President Obama’s historic statement on same-sex marriage was 122 words long, and “God” was not one of them. Nevertheless, it was an important religious statement that merits our attention—not just because it’s a slap in the face to the so-called Christian Right (neither Christian nor Right, as some of my progressive Christian friends like to say) but because of its own positive values.
This administration is nothing if not professional, and it would be foolish to believe that the statement or its timing is accidental. Obama’s statement brings him in line with 55% of the American public (as revealed in a recent Gallup poll), and comes a day after one of the nastiest, meanest anti-gay votes in recent memory—the North Carolina “no families but mine” Amendment 1—it offers moderates a stark contrast between humanity and dogmatism, inclusion and nastiness.
But it is also a principled stand for a different variety of religious values. Rick Santorum believes that you have to choose between God and gay, between sexuality and religion. And although I’ve gotten in some trouble for saying so, I’ll repeat my view that Dan Savage did as well, when he said that we have to “ignore the bullshit in the Bible” about gay people, just as we ignore the bullshit about slavery. Savage’s view is fine as a personal religious ideology, but coming in a public statement from Gay Activist #1, it tells traditional religious people that there’s no space for them in an LGBT-inclusive world. Once again, it’s God vs. Gay, at least as that God is understood by traditionalists.
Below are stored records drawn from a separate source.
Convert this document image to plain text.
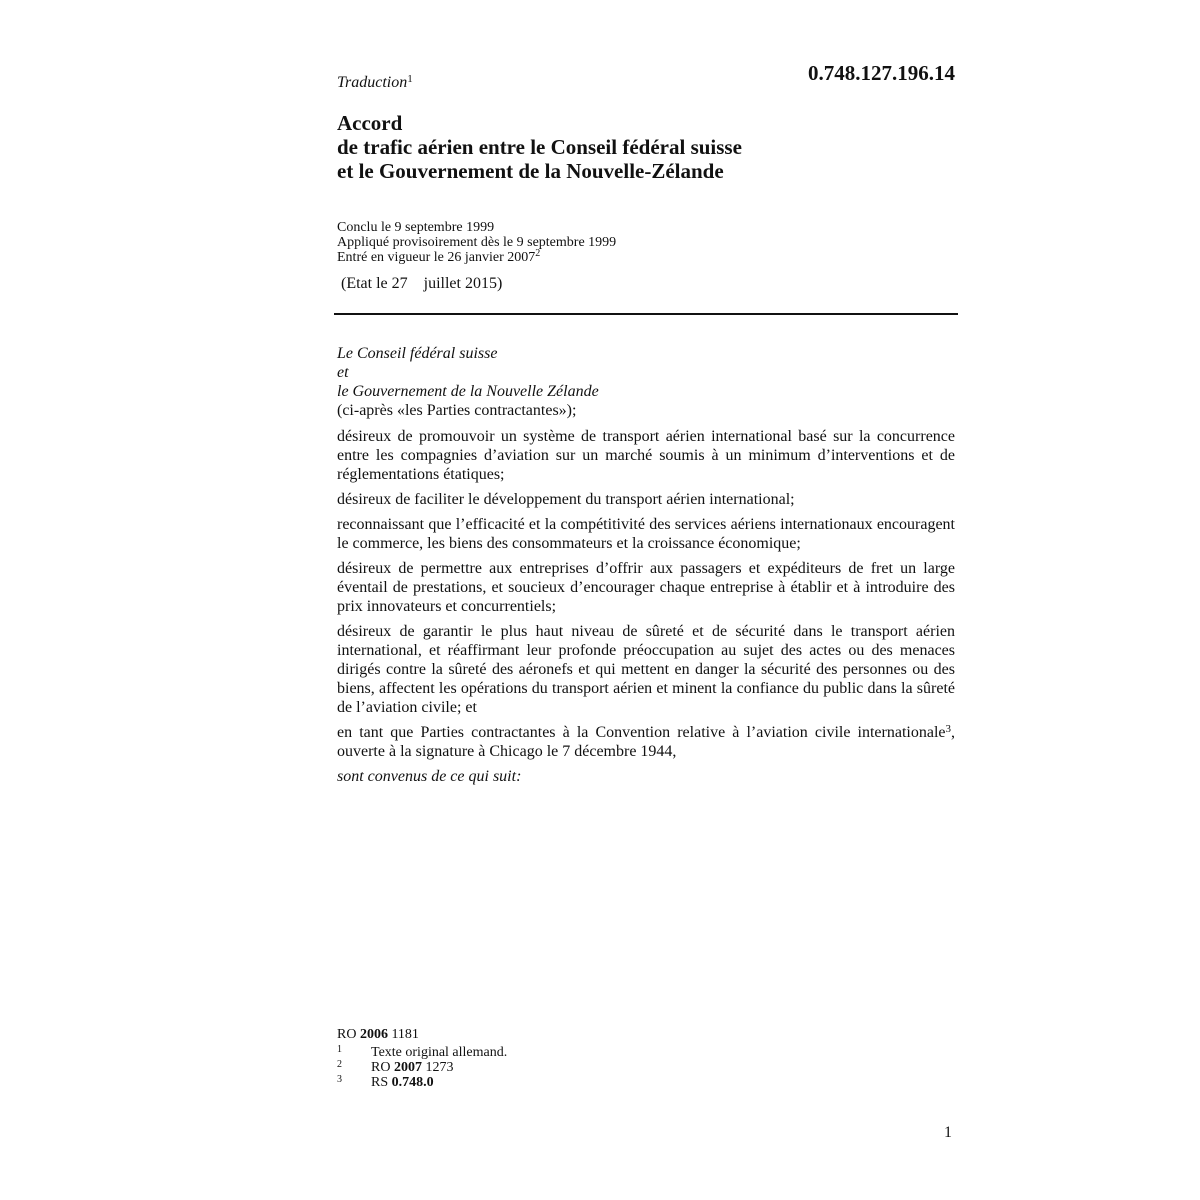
Traduction$^1$	0.748.127.196.14
Accord
de trafic aérien entre le Conseil fédéral suisse
et le Gouvernement de la Nouvelle-Zélande
Conclu le 9 septembre 1999
Appliqué provisoirement dès le 9 septembre 1999
Entré en vigueur le 26 janvier 2007$^2$
(Etat le 27    juillet 2015)

Le Conseil fédéral suisse

et

le Gouvernement de la Nouvelle Zélande

(ci-après «les Parties contractantes»);

désireux de promouvoir un système de transport aérien international basé sur la concurrence entre les compagnies d’aviation sur un marché soumis à un minimum d’interventions et de réglementations étatiques;

désireux de faciliter le développement du transport aérien international;

reconnaissant que l’efficacité et la compétitivité des services aériens internationaux encouragent le commerce, les biens des consommateurs et la croissance économique;

désireux de permettre aux entreprises d’offrir aux passagers et expéditeurs de fret un large éventail de prestations, et soucieux d’encourager chaque entreprise à établir et à introduire des prix innovateurs et concurrentiels;

désireux de garantir le plus haut niveau de sûreté et de sécurité dans le transport aérien international, et réaffirmant leur profonde préoccupation au sujet des actes ou des menaces dirigés contre la sûreté des aéronefs et qui mettent en danger la sécurité des personnes ou des biens, affectent les opérations du transport aérien et minent la confiance du public dans la sûreté de l’aviation civile; et

en tant que Parties contractantes à la Convention relative à l’aviation civile internationale$^3$, ouverte à la signature à Chicago le 7 décembre 1944,

sont convenus de ce qui suit:

RO 2006 1181
1 Texte original allemand.
2 RO 2007 1273
3 RS 0.748.0
1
Obama’s thoughtful statement sends a different message. It says that values like introspection, compassion, and justice support, rather than oppose, equality for LGBT people. We can interpret Leviticus, Romans, and Corinthians ten ways from Sunday. But what we can’t ignore are the calls to justice and compassion.
What, according to the statement, led Obama to this position? The right kind of thinking. Over time, he said, he has come to understand the truth of same-sex couples: that they are as capable of commitment, love, and sanctity as opposite-sex ones; and that it is an injustice to deny the benefits of marriage to gay people. Those are religious values, expressed in a personal way. It demonstrates the growth of individual conscience: the president used to feel one way, but over time, in a careful and long process of discernment, he has now come to feel a different way. People on his staff, friends and family—these, not abstract principles, are what shifted his heart and mind. Thinking of his personal responsibility for the lives of soldiers serving our country—this, not some policy point, is the data that weighs into calculations of right and wrong.
Is that not the same reasoning that applies in all anti-oppression work, whether regarding sexual minorities, gender minorities, racial minorities, or issues of class, immigration, and economic justice?
Only 122 words, but we could teach this statement in Sunday school as an example of how we grow as human beings by opening ourselves to the truth of other people’s experiences, by opening our hearts, by revising our opinions. Usually it’s religion that tries to speak to politicians. But today, we saw the reverse.